After Earth (Point, Eastgate, AMC Star)

It’s 1,000 years after catastrophic events forced a human exodus from Earth which also makes it 930 years after Tom Cruise first saved the world from ending in Oblivion. When space ranger Cypher Raige (Will Smith) and his son (Will Smith’s son) crash land on planet Earth, they discover the once habitable planet has evolved to dangerous new and computer-generated threat levels. The pair must put aside their differences and heal a fractured relationship, with their only chance of survival resting in the hope that Smith’s competitive unpaid internship at the Dean Witter Reynolds stock brokerage blossoms into the full-time position he’s pursued for so long. Or maybe they’ll just need to fight off angry animals with cool futuristic spears. It’s honestly hard to tell what After Earth is about, and the only thing more vague than its “Danger is real — Fear is a choice” tagline is the fact that Sony Pictures seems determined to downplay the involvement of M Night Shyamalan. You should probably keep that on the DL.

Friday

Frances Ha (Sundance)

Greta Gerwig’s really come a long way since that unfortunate car ride in The House of the Devil. Continuing their creatively sexual/sexually creative partnership, she and co-writer/director/lovah Noah Baumbach team up once again in Frances Ha, a twee fairytale about life’s ups and downs as explored through a woman-child’s quirk and an assortment legging/skirt combinations. Frances Ha has already drawn rave reviews, culling references from French New Wave and, if its trailer is to believed, spunky upbeat John Hughes montages.

Monday

Spaceballs (9:00p – Memorial Union Terrace)
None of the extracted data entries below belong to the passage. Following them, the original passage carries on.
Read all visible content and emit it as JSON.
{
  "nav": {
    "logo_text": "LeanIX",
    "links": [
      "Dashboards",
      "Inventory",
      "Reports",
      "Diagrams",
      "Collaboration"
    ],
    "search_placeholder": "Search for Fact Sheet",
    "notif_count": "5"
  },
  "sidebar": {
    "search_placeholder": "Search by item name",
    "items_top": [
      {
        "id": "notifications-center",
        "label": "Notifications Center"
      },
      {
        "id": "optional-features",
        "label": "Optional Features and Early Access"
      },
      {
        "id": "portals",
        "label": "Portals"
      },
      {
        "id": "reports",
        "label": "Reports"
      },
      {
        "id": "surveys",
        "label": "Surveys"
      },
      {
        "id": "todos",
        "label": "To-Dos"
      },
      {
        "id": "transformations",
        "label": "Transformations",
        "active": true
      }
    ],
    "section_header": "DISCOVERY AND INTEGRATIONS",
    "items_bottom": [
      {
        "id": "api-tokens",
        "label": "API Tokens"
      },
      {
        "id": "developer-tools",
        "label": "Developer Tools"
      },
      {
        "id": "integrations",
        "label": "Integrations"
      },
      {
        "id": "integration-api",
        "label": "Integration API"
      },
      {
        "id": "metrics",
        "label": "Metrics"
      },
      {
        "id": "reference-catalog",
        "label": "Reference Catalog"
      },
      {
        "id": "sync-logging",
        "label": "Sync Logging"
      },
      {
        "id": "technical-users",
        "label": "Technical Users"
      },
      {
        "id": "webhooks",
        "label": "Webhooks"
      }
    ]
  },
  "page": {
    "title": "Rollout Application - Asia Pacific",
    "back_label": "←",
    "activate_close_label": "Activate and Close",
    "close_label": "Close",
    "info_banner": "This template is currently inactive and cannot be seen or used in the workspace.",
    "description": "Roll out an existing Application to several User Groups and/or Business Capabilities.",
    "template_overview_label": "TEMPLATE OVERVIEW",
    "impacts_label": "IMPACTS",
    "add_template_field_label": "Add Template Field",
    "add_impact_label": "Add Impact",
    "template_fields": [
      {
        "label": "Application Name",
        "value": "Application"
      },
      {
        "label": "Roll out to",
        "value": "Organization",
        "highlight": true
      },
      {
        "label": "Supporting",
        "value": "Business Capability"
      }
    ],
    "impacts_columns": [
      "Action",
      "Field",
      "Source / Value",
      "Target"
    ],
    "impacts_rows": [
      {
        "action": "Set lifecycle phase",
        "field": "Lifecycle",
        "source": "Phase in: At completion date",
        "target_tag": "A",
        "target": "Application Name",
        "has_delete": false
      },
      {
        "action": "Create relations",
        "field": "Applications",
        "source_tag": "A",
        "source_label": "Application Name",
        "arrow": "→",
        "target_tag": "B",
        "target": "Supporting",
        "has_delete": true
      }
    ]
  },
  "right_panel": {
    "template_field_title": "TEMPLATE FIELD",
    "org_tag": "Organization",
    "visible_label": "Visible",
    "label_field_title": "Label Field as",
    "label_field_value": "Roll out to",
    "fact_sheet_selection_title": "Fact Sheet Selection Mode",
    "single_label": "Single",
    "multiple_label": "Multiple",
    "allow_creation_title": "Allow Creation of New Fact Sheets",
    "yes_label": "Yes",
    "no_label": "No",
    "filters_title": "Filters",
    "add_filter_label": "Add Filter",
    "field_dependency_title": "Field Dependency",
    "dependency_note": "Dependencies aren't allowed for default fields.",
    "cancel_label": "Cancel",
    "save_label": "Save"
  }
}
Buckle up, Terrace-goers and mutant lake people, because WUD Film is going into hyperactive next Monday. That’s right, the hilarious misadventures of Lakeside Cinema continue with Spaceballs, and if WUD’s very own Hari Jost is to be believed, it won’t projected through a low-def Cuisinart. As far as sci-fi parodies go, you can’t do much better than Mel Brooks’ 1987 classic, featuring the likes of Lone Starr, Barf, and Princess Vespa as they’re pursued across the galaxy by Dark Helmet. Get ready to shout your favorite “Schwartz” references and paltry Michael Winslow impressions at the screen and in full force. Your anticipation’s already gone to plaid, hasn’t it?

Wednesday

Jaws (1:30p, 6:45p – Sundance)

It seems pretty unfair that Sundance is adding Steven Spielberg’s blockbuster Jaws to their “Classics” series when the real gems like Jaws: The Revenge are left to rot on the wayside. The 1987 sequel follows Roy Scheider’s widow (Lorraine Gary) as she becomes convinced the franchise’s famed shark is holding a grudge against her family. Considering no Great White has lived beyond a single movie, this technically makes no sense. In an artistic way however, it makes all the sense. Along with a fantastic turn from Michael Caine as airplane pilot “Hoagie Newcombe,” Jaws: The Revenge does away with the original film’s questionable decision to hide the shark and rely on audience’s fears, instead showing the beast in well-lit animatronic glory. No idea who coined the phrase “less is more” but they were probably an idiot.